I actually had my son quite late. I was already a very established group leader when I had him. As a junior group leader, I did wonder how easy it would be to combine family life with being a PI. But I looked around at all these women group leaders I admired and I realised that most of them had managed it.
I would say that now with a lot of organisation and definitely support on the home front, combining family life and being a PI is totally possible.
What I’ve realised is that being a PI is actually very flexible compared to a lot of careers. It is more flexible than a career like law or medicine or teaching, and certainly more flexible than anything that might have a public-facing role.
What other barriers do you think might hold women back?
Naomi: I think there are legitimate concerns about the job and what it entails. Some people say that they don’t want to be writing loads of grants, and it can be a struggle. As you say, it’s quite all-consuming.
I think the flip-side of that is that often there is quite a lot of self-doubt, thinking ‘I’m not sure I can do this’, ‘I’m not sure I’d be good enough’, or ‘I’m not sure that I would be a great PI to the team’.
What’s really difficult is disentangling the two and being able to say whether hesitation is coming from the fact that I don’t value the role (which is completely valid) or coming from a place of self-doubt, and thinking that I’m not good enough. I would very strongly push back against that. Self-doubt shouldn’t hold anybody back from doing it.
Caroline: We’ve said that there are now many more women being PIs. Do you think that now we’ve reached the point when men and women early career group leaders are treated the same?
Naomi: There are definitely far, far fewer barriers and discrimination now than there were before. I think with schemes like Athena SWAN and diversity and equality committees, there’s definitely an understanding of how important it is to have diversity on hiring committees, and how important it is to see unconscious bias in our day-to-day lives and in our workplaces and to tackle that.
I don’t think we’ve reached full parity yet.
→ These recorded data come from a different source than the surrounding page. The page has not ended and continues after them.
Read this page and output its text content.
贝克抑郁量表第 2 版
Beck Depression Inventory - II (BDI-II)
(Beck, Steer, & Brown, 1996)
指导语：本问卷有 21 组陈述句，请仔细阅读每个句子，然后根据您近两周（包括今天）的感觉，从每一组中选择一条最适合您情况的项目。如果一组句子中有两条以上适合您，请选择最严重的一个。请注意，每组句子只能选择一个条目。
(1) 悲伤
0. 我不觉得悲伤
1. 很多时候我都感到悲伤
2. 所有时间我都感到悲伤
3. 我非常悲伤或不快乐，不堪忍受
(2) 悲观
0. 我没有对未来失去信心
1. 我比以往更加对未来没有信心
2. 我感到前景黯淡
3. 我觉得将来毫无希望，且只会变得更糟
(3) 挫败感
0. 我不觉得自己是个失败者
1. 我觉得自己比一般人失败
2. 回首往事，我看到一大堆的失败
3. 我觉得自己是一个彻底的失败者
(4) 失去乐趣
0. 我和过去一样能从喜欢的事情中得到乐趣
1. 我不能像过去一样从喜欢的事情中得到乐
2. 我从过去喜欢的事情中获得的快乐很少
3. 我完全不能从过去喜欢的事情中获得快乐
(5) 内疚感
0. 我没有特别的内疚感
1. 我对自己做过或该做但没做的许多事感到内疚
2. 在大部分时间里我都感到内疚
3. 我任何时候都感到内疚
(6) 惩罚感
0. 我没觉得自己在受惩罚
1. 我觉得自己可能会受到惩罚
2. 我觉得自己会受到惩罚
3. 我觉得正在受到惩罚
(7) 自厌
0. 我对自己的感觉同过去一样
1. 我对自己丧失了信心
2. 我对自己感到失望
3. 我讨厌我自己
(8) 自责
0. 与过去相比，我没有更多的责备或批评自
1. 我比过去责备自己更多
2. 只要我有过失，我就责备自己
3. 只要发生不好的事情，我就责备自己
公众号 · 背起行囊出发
Already, just when I got this position, quite a few people said to my face that part of how I got the job was because I’m a woman and a non-white woman at that.
There’s definitely a kind of tokenism – a weaponised tokenism of the diversity agenda, that I think we have to really challenge and stand up to and say ‘that’s not acceptable’. We have to change the way that we see women in science and diversity in science as a whole.
Caroline: If we unpick that, what people are thinking is that the ‘right people’ to be scientists are men?
Naomi: Exactly, and I think it’s not just men and women. It extends far beyond that into the whole culture of science, and what we historically have seen science as – the playground of the wealthy white male, with a wife at home to do all the domestic chores.
Clearly that’s not what society is like nowadays. Our understanding of science and how we do science has to change to reflect that.
If we value success in a different way, and if we value diversity of personality and opinions, then that’s going to enrich science for everybody. It will make science a better place for all of us, not just women in science.